Изумительной и мрачной красоты кроваво-рубиновый свет проливался на воды Янтарного озера из плотных облаков, имевших совершенно не облачную фактуру. Были те облака как куски необработанного гранита: темно-серые, шершавые и на вид совершенно твердые.
Этот эффект был мне известен – но лишь по рассказам. Назывался он, несложно догадаться, Каменное Небо. Либо – реже – по типу светового излучения: Рубиновый Вторник. (Почему вторник? Не знаю… Говорят, первый раз этот эффект во вторник наблюдался.)
А вот Тополь, кстати, сталкивался с феноменом Каменного Неба дважды. И мог считаться в отличие от меня настоящим экспертом.
Редкий феномен, очень редкий.

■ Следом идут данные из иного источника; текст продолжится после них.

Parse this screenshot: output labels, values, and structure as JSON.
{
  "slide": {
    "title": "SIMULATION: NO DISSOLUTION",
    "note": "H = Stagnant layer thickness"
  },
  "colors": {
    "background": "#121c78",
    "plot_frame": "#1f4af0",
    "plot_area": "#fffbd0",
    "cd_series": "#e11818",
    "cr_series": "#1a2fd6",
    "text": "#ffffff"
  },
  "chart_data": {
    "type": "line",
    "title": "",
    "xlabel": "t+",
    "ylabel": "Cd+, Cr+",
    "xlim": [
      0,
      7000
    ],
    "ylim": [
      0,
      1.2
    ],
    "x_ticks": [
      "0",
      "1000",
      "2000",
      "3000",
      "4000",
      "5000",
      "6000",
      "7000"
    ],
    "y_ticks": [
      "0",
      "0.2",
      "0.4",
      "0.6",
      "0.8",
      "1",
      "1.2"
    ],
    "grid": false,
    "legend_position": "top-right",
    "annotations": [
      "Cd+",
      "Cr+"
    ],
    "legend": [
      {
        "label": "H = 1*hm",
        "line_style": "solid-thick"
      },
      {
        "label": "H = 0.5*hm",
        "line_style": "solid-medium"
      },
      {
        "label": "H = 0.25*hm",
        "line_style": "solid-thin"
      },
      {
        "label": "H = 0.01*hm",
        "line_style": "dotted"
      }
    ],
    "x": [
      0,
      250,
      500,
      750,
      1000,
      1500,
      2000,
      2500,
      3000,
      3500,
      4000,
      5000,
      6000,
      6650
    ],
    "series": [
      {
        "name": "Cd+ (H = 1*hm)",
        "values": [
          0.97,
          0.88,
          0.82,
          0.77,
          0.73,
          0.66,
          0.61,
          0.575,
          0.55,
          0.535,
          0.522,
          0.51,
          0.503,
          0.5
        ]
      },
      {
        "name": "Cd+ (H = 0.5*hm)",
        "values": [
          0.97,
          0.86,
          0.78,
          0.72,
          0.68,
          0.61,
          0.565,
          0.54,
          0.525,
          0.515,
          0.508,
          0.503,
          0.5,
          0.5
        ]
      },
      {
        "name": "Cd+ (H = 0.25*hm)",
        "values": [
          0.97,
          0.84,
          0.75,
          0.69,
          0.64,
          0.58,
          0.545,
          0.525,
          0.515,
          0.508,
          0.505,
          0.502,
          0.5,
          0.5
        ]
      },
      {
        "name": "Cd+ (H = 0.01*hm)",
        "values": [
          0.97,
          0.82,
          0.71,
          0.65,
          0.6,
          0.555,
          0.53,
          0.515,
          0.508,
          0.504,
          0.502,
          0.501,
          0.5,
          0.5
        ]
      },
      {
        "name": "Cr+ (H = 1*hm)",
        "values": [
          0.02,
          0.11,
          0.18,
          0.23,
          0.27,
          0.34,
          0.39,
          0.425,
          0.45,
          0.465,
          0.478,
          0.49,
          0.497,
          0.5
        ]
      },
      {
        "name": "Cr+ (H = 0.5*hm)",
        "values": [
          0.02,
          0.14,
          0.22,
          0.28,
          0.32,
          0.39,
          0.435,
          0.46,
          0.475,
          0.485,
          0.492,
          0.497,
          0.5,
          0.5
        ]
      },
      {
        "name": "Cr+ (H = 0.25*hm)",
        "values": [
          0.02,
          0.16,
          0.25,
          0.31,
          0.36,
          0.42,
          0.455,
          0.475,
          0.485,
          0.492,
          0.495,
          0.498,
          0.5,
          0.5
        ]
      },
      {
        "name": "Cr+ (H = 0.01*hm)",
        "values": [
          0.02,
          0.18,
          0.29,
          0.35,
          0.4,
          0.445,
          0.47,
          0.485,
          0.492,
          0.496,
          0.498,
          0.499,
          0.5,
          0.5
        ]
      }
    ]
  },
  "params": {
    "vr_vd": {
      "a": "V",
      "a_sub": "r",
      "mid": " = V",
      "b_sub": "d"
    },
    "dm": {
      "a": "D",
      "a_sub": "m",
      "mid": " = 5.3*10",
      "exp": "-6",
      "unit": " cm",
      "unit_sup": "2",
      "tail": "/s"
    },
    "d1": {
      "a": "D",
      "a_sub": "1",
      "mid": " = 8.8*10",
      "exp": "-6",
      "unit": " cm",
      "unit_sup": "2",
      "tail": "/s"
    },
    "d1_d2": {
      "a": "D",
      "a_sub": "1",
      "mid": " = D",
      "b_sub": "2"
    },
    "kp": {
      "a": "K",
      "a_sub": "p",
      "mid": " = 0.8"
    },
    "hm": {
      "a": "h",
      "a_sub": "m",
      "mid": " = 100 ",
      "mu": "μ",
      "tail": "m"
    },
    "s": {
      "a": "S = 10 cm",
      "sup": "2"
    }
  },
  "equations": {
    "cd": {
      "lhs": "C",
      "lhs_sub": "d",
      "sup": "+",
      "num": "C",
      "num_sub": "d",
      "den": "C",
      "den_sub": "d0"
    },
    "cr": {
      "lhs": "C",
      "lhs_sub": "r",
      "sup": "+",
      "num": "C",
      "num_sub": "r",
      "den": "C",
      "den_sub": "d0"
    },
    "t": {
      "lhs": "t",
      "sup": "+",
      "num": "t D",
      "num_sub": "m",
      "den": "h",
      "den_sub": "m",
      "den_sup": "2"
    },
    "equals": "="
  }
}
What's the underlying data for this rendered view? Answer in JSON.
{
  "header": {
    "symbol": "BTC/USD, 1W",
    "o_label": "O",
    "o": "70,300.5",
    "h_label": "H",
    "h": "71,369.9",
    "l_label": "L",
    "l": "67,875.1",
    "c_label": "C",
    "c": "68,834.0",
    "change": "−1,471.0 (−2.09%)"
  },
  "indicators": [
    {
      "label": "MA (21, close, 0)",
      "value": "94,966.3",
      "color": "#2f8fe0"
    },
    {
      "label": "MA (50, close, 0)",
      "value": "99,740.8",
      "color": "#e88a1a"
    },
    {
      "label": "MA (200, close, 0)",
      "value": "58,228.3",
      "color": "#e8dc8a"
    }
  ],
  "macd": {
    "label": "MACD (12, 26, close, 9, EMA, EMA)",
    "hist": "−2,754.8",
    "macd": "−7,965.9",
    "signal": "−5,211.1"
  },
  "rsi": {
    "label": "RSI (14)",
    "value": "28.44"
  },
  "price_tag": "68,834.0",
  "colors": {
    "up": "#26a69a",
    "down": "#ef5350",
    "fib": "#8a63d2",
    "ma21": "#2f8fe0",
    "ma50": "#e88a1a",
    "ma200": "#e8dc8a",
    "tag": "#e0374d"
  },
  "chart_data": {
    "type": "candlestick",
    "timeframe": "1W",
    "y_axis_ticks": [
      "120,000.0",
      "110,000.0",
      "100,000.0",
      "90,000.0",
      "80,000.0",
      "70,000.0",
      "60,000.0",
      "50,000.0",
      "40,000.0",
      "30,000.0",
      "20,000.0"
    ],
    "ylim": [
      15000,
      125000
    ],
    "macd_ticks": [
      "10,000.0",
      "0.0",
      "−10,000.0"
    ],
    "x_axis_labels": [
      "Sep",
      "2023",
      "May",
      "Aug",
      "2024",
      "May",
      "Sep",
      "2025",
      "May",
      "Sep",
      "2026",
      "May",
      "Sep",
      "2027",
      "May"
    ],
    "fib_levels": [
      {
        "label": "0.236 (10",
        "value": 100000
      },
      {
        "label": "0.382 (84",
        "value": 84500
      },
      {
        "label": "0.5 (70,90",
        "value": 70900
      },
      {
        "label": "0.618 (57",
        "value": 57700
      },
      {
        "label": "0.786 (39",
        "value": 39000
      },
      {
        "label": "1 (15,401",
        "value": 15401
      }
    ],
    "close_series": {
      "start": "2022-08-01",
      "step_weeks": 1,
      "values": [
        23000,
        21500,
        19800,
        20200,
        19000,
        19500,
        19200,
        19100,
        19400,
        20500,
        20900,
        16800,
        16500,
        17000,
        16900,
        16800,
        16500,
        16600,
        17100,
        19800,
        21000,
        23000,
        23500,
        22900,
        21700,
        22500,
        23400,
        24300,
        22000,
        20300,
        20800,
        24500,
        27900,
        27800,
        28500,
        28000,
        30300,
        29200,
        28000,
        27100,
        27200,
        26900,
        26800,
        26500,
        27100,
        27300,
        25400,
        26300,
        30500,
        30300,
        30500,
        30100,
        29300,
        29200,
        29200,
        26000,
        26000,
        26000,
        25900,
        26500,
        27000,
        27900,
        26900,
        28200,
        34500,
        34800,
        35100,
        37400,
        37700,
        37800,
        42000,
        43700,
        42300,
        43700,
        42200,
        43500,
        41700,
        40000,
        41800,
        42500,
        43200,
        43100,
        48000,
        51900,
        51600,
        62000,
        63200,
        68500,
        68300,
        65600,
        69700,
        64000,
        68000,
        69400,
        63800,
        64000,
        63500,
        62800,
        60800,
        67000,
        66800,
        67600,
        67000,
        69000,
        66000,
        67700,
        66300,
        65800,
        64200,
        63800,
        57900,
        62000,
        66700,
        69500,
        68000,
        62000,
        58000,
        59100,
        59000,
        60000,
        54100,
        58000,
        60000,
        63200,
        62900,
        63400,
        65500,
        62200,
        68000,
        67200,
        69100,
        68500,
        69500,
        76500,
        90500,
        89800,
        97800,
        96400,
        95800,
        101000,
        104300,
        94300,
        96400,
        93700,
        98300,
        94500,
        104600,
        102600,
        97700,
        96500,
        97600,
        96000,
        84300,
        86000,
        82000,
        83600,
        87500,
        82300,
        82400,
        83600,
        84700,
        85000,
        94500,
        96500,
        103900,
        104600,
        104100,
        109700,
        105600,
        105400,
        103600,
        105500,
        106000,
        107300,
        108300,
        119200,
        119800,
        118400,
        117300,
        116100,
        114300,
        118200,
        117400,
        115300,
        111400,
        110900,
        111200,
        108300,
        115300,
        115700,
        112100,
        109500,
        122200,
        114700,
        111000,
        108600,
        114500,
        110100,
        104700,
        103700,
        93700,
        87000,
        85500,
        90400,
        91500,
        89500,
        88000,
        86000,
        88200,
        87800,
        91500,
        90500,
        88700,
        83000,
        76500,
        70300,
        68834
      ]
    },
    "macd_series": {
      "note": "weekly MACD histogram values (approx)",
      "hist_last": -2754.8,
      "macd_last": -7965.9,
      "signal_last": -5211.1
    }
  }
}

Благодатный на экзотические артефакты, но, конечно, и на пакостные аномалии тоже.
Каменное Небо в общем-то объясняло и падение вертолета с искомым контейнером Рыбина, и появление «звезды Полыни»… Ну или если не объясняло, то по крайней мере давало рабочие гипотезы, как выражается высокоученый сталкер Паганель.
– Так где, ты говоришь, «звезда Полынь»? – спросил Тополь, когда мы присели, чтобы устроить военный совет.
– По моим данным – рядом со скважиной номер девять.
На ПДА упало сообщение от Трофима.
Светило молодой науки некробиотики извинялось и сообщало, что вырваться из лагеря для того, чтобы встретиться со мной, не сможет.
Подходите, дескать, к воротам лагеря, дорогие. «Приносите апельсины – я их выброшу в окно», как поется в детской песенке.
Я не сдержался, крепко выругался.
– Что такое? – спросил Тополь.
– Придется топать в лагерь.
– Ну и потопали, подумаешь.
– Теряем время, Костя. Теряем время…
– В Зоне не торопятся, – строго напомнил Тополь.
Что ж, и то верно.
Какое у меня отношение к ученым? В целом хорошее.
Во-первых, народ это все больше культурный, без предупреждения не стреляет, мины-растяжки где попало не ставит.
Во-вторых, преферансисты сильные. Особенно наши, конечно. Европа, Америка – те всё больше по покеру.
В-третьих, бизнес. С учеными можно торговать за деньги, а можно выменивать шило на мыло. Кто не знает, «шило» и «мыло» – это артефакты такие.
В отличие от многих барыг и нечистоплотных сталкеров, ученые ведут дела почти безупречно. Прижимистые – это да. Но зато если уж договорились, то – договорились.